8.02. Except as otherwise provided by law, checks, drafts, promissory notes, orders for the payment of money, and other evidences of Indebtedness of this Corporation will be signed by the Treasurer and countersigned by the President. Contracts, leases, or other instruments executed in the name of and on behalf of the Corporation will be signed by the Secretary and countersigned by the President, and will have attached copies of the resolutions of the Board of Directors certified by the Secretary authorizing their execution.

Books and Records

8.03. This Corporation will keep correct and complete books and records of account, and will also keep minutes of the proceedings of its Members, Board of Directors, and Directoral Committees. The Corporation will keep at its registered office a record giving the names and addresses of its Members entitled to vote.

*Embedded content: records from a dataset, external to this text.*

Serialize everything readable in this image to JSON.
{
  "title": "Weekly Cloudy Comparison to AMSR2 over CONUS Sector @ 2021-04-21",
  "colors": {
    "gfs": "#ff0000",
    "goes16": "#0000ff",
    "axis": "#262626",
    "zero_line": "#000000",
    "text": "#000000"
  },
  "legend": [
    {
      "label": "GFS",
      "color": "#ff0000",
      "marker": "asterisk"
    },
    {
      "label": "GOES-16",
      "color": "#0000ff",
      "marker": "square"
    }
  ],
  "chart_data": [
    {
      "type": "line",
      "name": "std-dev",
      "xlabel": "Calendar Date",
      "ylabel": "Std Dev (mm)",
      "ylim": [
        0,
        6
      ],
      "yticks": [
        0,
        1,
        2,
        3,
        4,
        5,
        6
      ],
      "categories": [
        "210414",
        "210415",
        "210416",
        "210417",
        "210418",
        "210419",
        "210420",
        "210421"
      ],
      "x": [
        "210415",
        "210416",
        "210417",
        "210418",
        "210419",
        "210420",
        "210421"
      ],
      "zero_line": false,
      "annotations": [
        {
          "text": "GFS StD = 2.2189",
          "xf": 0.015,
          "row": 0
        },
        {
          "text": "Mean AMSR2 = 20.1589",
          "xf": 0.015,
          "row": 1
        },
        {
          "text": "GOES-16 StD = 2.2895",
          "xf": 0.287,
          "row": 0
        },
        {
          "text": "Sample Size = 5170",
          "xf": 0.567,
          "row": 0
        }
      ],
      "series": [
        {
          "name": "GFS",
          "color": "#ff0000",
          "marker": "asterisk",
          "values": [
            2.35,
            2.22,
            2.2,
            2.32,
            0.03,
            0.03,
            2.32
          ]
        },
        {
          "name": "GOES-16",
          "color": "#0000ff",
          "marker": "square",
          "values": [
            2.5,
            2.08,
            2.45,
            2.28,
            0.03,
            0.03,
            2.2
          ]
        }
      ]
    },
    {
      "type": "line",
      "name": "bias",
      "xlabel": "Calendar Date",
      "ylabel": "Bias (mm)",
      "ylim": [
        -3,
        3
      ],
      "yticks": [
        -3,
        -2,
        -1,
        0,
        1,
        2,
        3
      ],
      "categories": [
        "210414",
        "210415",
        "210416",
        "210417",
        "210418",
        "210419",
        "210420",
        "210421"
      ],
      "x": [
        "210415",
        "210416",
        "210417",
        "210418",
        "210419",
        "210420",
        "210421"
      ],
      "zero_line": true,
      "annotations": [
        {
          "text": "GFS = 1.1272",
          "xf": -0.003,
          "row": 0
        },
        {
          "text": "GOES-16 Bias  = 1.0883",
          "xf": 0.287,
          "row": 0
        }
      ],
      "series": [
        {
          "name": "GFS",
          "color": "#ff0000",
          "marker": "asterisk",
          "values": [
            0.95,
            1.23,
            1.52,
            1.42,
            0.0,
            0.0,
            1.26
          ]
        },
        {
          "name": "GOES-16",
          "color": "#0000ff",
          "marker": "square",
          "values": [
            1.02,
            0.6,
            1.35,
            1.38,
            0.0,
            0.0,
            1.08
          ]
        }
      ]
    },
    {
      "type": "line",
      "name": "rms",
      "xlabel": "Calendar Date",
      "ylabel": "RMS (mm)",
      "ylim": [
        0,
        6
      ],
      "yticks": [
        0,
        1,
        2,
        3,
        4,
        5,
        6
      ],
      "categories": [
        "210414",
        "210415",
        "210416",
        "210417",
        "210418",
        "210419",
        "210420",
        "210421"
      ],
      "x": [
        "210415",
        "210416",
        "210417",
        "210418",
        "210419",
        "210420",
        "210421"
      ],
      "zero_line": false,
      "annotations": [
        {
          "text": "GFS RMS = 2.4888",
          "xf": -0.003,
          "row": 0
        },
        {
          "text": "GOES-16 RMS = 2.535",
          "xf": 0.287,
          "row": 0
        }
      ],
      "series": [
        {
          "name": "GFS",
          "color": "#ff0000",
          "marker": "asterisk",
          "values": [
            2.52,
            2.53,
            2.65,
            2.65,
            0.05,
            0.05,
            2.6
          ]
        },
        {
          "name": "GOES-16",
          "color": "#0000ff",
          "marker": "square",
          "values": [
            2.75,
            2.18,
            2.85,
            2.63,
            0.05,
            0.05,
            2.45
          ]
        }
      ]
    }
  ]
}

Inspection of Books and Records

8.04. All books and records of this Corporation may be inspected by any Member, or his agent or attorney, for any proper purpose at any reasonable time.

Not for Profit Operations

8.05. This Corporation will not have or issue shares of stock. No dividend will be paid, and no part of the income of this Corporation will be distributed to its Members, Directors, or Officers. However, the Corporation may pay compensation in a reasonable amount to Members, Officers, or Directors for services rendered.

Loans to Management

8.06. This Corporation will make no loans to any of its Directors or Officers.

ARTICLE NINE

AMENDMENT

Modification of Bylaws

The power to alter, amend, or repeal these Bylaws, or to adopt new Bylaws is vested in the Board of Directors.